SK 1891 9569 Margery 546
SK 1891 9569 Margery 546m

The next triangulation pillar, Margery is in line with the valley and in a dry season is a pleasant walk, in wet and continuous rain it is a completely different matter. This is peat grough country, dark, thick, oozing, leg sucking. There is no avoiding it, so you might as well be prepared. Gaiters are a must as are tight laces to save lost boots. You can skirt some groughs but a strange and probably natural mathematical formula means that you can never ever escape the final ignominy of flailing about in a childish fashion whilst trying to look as though you are in control. It is also a natural law that having seen no one all day, as soon as you become stuck a ramblers group will appear out of nowhere, to ask if you need help, to which the answer is of course a firm NO.

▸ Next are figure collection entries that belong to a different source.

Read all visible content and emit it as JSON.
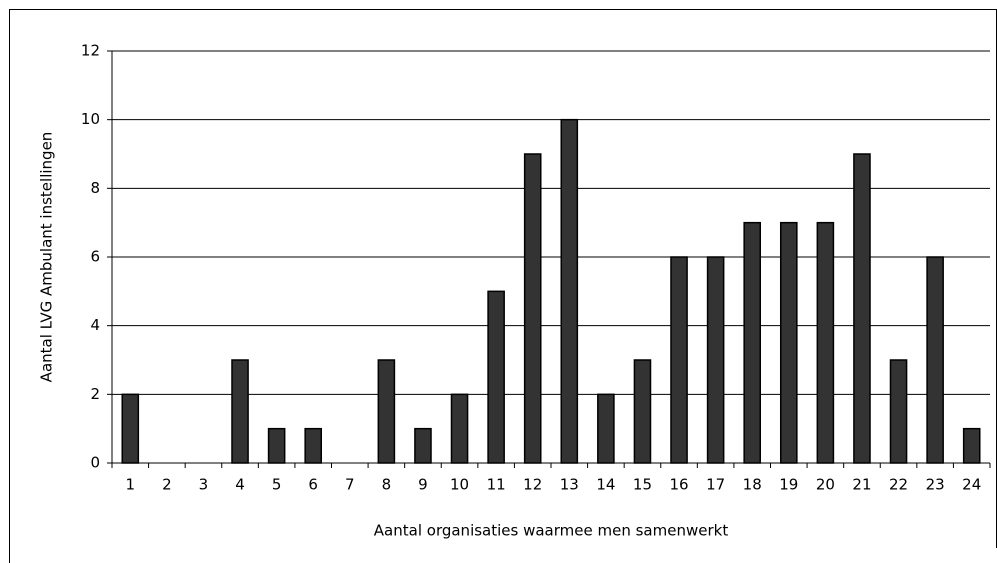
{
  "chart_data": {
    "type": "bar",
    "categories": [
      "1",
      "2",
      "3",
      "4",
      "5",
      "6",
      "7",
      "8",
      "9",
      "10",
      "11",
      "12",
      "13",
      "14",
      "15",
      "16",
      "17",
      "18",
      "19",
      "20",
      "21",
      "22",
      "23",
      "24"
    ],
    "values": [
      2,
      0,
      0,
      3,
      1,
      1,
      0,
      3,
      1,
      2,
      5,
      9,
      10,
      2,
      3,
      6,
      6,
      7,
      7,
      7,
      9,
      3,
      6,
      1
    ],
    "color": "#333333",
    "ylim": [
      0,
      12
    ],
    "yticks": [
      0,
      2,
      4,
      6,
      8,
      10,
      12
    ],
    "grid": true,
    "xlabel": "Aantal organisaties waarmee men samenwerkt",
    "ylabel": "Aantal LVG Ambulant instellingen"
  }
}
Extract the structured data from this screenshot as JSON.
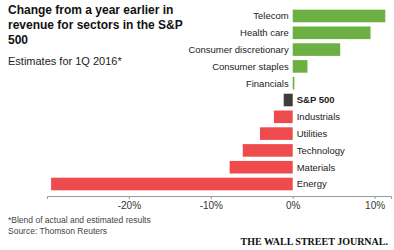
{
  "chart_data": {
    "type": "bar",
    "orientation": "horizontal",
    "title": "Change from a year earlier in revenue for sectors in the S&P 500",
    "subtitle": "Estimates for 1Q 2016*",
    "categories": [
      "Telecom",
      "Health care",
      "Consumer discretionary",
      "Consumer staples",
      "Financials",
      "S&P 500",
      "Industrials",
      "Utilities",
      "Technology",
      "Materials",
      "Energy"
    ],
    "values": [
      11.3,
      9.5,
      5.8,
      1.8,
      0.2,
      -1.1,
      -2.3,
      -4.0,
      -6.1,
      -7.7,
      -29.5
    ],
    "colors": [
      "#6cb043",
      "#6cb043",
      "#6cb043",
      "#6cb043",
      "#6cb043",
      "#3d3d3d",
      "#ee4b4f",
      "#ee4b4f",
      "#ee4b4f",
      "#ee4b4f",
      "#ee4b4f"
    ],
    "xlim": [
      -30,
      12
    ],
    "xticks": [
      {
        "value": -20,
        "label": "-20%"
      },
      {
        "value": -10,
        "label": "-10%"
      },
      {
        "value": 0,
        "label": "0%"
      },
      {
        "value": 10,
        "label": "10%"
      }
    ],
    "grid": false,
    "data_labels": false,
    "footnote": "*Blend of actual and estimated results",
    "source": "Source: Thomson Reuters",
    "credit": "THE WALL STREET JOURNAL."
  }
}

From Margery I chose a little bit of a nav exercise, taking a bearing from Featherbed Moss to the shooting track of Dukes Road means a yomp across moorland, navigating between the wetter marsh areas to gain the track across Cartledge Bents. Near by is an old cross possibly used as a marker to the Grange at Abbey Clough nearby and well worth a visit.

SK 1976 9099 Back Tor 538
SK 1976 9099 Back Tor 538m

The slabbed track for Back Tor which can be seen on the skyline, threads through peat and bog, so at least the feet keep dry. I’m not sure about these paths, I agree they do reduce erosion and something had to be done, but they are sore on the feet, so I was glad on reaching Back Tor, to climb up to the trig, remove my boots and sit back and relax.

The vista really is superb, I was glad I had brought some binoculars so that I could watch the birds and hares and pick out favourite places on the horizon. After half an hours rest I set off down to Fairholmes visitor centre via moor, woodland and track, a great days walking whatever the weather.